!["Ça nous a trop manqué !" : la réouverture des terrasses de cafés fait le bonheur des Parisiens "Ça nous a trop manqué !" : la réouverture des terrasses de cafés fait le bonheur des Parisiens](/data/posts/2022/07/25/1658741425_Ca-nous-a-trop-manque-la-reouverture-des-terrasses-de-cafes-fait-le-bonheur-des-Parisiens.jpg)
Mardi matin, les terrasses de cafés parisiens ont pu rouvrir, après deux mois et demi de fermeture. Pour un allongé en terrasse, un petit-déjeuner entre amis ou un moment de lecture au soleil, les Parisiens ont réinvesti ces lieux incontournables de la vie quotidienne. Reportage.
Sur la place d'Italie (dans le 13e arrondissement), la terrasse du café-restaurant O'Jules est gorgée de soleil. Contrairement aux cafés de la zone verte, ceux de la capitale – toujours classée orange comme toute la Région Île de France – ne peuvent rouvrir que leurs terrasses et non les salles intérieures. Qu'à cela ne tienne ! Ce mardi 2 juin, de nombreux clients, habitués ou occasionnels, sont venus prendre leur premier café en terrasse depuis deux mois et demi.
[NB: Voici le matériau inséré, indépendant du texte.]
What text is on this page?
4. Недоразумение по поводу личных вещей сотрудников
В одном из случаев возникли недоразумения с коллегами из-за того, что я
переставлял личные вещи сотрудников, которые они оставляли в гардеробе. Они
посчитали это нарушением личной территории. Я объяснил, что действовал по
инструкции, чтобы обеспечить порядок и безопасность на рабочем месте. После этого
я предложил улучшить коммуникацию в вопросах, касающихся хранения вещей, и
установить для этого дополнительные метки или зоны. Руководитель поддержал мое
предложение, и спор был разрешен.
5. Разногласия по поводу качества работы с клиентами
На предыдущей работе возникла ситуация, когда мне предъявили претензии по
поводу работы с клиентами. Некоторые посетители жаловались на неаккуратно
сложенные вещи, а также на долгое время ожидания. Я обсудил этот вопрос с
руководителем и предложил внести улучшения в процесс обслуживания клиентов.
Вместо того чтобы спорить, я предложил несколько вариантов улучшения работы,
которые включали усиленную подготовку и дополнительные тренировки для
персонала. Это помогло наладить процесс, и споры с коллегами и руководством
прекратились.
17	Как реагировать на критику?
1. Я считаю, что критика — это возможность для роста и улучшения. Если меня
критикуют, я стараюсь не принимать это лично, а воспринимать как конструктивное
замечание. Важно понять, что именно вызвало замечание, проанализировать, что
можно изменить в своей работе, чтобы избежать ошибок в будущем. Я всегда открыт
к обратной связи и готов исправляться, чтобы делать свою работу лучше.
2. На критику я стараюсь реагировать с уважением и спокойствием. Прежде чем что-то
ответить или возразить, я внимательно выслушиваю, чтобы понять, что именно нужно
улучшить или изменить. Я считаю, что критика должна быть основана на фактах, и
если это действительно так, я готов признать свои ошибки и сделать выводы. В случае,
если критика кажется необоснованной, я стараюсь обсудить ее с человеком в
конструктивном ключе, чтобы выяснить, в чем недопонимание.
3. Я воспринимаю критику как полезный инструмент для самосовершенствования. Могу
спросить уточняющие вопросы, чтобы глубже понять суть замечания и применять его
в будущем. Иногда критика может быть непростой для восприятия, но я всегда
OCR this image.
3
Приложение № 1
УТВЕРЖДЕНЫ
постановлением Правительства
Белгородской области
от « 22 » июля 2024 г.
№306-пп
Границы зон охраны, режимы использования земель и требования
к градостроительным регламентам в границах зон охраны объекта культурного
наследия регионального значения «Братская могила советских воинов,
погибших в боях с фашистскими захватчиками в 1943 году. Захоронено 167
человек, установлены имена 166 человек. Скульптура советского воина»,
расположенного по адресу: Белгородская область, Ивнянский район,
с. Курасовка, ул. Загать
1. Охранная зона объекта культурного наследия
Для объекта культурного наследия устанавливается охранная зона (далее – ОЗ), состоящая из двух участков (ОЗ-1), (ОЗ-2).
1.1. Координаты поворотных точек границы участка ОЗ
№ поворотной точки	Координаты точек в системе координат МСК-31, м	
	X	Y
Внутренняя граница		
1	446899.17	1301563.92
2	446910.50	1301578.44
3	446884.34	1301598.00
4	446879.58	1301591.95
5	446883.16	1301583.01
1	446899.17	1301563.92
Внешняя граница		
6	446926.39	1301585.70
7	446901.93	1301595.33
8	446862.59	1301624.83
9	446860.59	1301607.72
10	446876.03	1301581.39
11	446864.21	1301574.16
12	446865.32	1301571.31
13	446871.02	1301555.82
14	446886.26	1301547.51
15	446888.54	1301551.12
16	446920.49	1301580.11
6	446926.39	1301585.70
Installés sur les banquettes bleu turquoise et les chaises en rotin, Nouhed, Louis et Salah ont commandé cafés et jus d'orange. Les trois amis attendaient avec impatience la réouverture des cafés parisiens, actée le 28 mai par le Premier ministre, Édouard Philippe.
"On va revenir tous les jours pendant une semaine au moins ! Aujourd'hui, on a commencé la journée ici et on revient ce soir", promet Louis. "Ça nous a vraiment manqué de ne pas pouvoir venir. Les terrasses, ça fait partie de la vie parisienne !", lance de son côté Nouhed.
L'équipe du O'Jules avait préparé la réouverture, mais ne s'attendait pas à une telle affluence dès le 2 juin. "Je n'avais pas prévu qu'il y aurait autant de monde à 10 heures. J'attendais les gens, plutôt vers midi", confie Kumar Danesh, le directeur du café-restaurant.
"On ne fera pas d'argent"
Ici comme ailleurs, les serveurs ont ajouté un masque à leur tenue. Entre la cuisine, la caisse et les tables, ils ont retrouvé leur rythme effréné, et la sueur commence à perler sous leurs masques. Au moins, l'écart entre les tables – agrandi pour respecter le mètre de distanciation obligatoire – leur permet de se déplacer plus facilement.
Pour pouvoir respecter ce fameux mètre réglementaire, Jacky, gérant du Petit café, rue Bobillot, a, lui, déplacé quelques tables en bord de trottoir. Derrière son masque ocre, orné d'un petit drapeau français, il se dit heureux d'avoir pu rouvrir, mais est "inquiet financièrement". L'incertitude prédomine encore chez beaucoup de commerçants.
Mourad Chalabi, gérant de Il Posto, une pizzeria située près du métro Jourdain, dans le 20e (nord-est de Paris), doute que la réouverture de sa terrasse soit vraiment un avantage pour ses finances. "On ouvre pour ouvrir, pour dire qu'on est là et renouer le lien avec les clients, et mettre tout le malheur derrière nous, mais c'est sûr qu'on ne fera pas d'argent", prédit-il.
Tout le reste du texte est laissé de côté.